Selected Working Papers

1. Bank Competition and Entrepreneurial Gaps: Evidence from Bank Deregulation

Conditionally Accepted, Journal of Financial and Quantitative Analysis 

I analyze the effects of bank competition on gender and racial gaps in entrepreneurship. By leveraging interstate bank deregulation from 1994 to 2021, I find that stronger bank competition increases the quantity and quality of banking services offered to minority borrowers. Developing a novel measure of discrimination using narrative information in the complaints filed with the Consumer Financial Protection Bureau, I demonstrate that bank competition reduces discrimination, alleviating the financial constraints of female and minority entrepreneurs. Stronger bank competition also reduces gender and racial gaps in firm performance and business equity accumulation, promoting wealth equality and fostering equitable economic growth.

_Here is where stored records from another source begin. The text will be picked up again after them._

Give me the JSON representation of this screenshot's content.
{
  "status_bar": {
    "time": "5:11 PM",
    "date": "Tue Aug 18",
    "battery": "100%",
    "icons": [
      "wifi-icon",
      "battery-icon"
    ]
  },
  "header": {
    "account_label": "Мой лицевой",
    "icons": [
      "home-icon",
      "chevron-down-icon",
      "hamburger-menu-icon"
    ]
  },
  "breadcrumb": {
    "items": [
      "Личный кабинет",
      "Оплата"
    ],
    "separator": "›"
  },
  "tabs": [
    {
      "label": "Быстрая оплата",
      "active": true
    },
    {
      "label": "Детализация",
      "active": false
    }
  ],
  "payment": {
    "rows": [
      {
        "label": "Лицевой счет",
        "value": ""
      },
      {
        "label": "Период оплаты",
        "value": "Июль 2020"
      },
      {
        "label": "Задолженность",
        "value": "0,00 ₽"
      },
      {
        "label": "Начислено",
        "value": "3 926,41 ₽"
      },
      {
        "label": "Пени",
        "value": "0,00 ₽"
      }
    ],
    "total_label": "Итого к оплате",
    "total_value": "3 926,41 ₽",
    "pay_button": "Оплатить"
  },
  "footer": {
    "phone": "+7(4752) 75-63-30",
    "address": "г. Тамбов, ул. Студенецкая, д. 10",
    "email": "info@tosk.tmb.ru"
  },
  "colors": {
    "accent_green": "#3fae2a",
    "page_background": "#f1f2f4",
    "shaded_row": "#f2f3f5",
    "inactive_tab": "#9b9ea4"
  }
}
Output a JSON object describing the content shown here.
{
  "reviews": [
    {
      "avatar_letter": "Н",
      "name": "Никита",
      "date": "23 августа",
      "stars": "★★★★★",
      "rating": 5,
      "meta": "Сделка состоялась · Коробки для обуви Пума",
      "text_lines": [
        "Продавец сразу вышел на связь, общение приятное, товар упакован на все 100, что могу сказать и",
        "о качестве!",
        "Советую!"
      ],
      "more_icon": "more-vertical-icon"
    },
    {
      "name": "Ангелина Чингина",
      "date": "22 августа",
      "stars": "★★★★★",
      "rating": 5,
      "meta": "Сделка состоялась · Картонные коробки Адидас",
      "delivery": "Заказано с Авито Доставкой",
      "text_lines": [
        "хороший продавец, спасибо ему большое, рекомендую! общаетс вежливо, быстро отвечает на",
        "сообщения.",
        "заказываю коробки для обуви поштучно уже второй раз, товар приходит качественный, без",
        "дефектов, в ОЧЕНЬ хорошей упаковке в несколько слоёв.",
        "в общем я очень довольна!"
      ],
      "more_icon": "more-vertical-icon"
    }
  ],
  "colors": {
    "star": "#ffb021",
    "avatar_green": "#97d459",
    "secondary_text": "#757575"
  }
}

2. Does the Disclosure of Consumer Complaints Reduce Racial Disparities in the Mortgage Lending Market?

The Consumer Financial Protection Bureau (CFPB) publicly disclosed consumer complaint narratives in 2015. Utilizing a difference-in-differences design, I find that, following disclosure, CFPB-supervised banks whose complaint narratives are disclosed are less prone to discriminate against minority borrowers in the mortgage lending market. This reduces racial disparities in interest rates, default rates, and rejection rates. The disclosure saves minority borrowers $102 million in interest payments and aids over 14,000 minority households in securing loans annually, thereby narrowing the racial gap in homeownership. Stakeholders including consumers, peer banks, and stock market investors facilitate the disclosure’s effects on reducing discrimination.


3. Five Facts about Bequest Motives (with Rawley Heimer)

Rising differences in generational wealth and the economic effects of inheritances make it increasingly important to understand individuals' bequest motives. We document five novel empirical facts about individuals' preferences and expectations toward bequests using survey data spanning three decades. (1) Households with heirs exhibit stronger bequest preferences. (2) Bequest motives follow a U-shaped pattern over the life cycle. (3) The perceived importance of bequests rises sharply among the top two deciles of the wealth distribution. (4) Stock owners, particularly those who experience high market returns, report stronger bequest preferences. (5) Individuals systematically overestimate their bequests' likelihood and size. These stylized facts provide new benchmarks for evaluating economic models and suggest that alternatives to the static treatment of bequest motives may better reflect observed behavior. Finally, we examine the implications of these findings for wealth accumulation and portfolio choice within a canonical life-cycle model with precautionary savings.


4. Shedding Light on Bias: Consumer Complaint Disclosure and Racial Equity in Financial Services (with Ningzhe Zhou) 

We investigate the effect of the Consumer Financial Protection Bureau's 2015 disclosure of complaint narratives on reducing racial disparities in financial services. Employing a triple-differences approach that compares the performance of affected and unaffected financial institutions across communities with varying racial compositions, we find that post-disclosure, minority communities experience welfare enhancements. These include higher savings interest rates (amounting to over $50 million annually), reduced maintenance fees, and lower interest rates on auto loans and credit cards. The research emphasizes the broad impact of service quality disclosure in mitigating racial disparities in savings and lending markets. 


5. Policy Uncertainty and Household Credit Access: Evidence from Peer-to-Peer Crowdfunding (with Bibo Liu and Xuan Tian)

This paper studies how policy uncertainty affects household credit access. Using crowdfunding data from a major peer-to-peer (P2P) crowdfunding platform, Prosper.com, and a news-based policy uncertainty index developed by Baker, Bloom, and Davis (2016), we find that policy uncertainty negatively affects households’ access to small loans. Using an instrument variable based on partisan conflicts and a difference-in-differences analysis relying on plausibly exogenous variation in policy uncertainty generated by gubernatorial elections, we show that the relation is likely causal. Investors’ increased caution on deal selection and enhanced value of the “wait-and-see” option appear to be two plausible underlying channels through which policy uncertainty affects P2P crowdfunding. Further evidence suggests that policy uncertainty decreases households’ incentives to borrow at the aggregate level, and increases loan interest rates and default probabilities.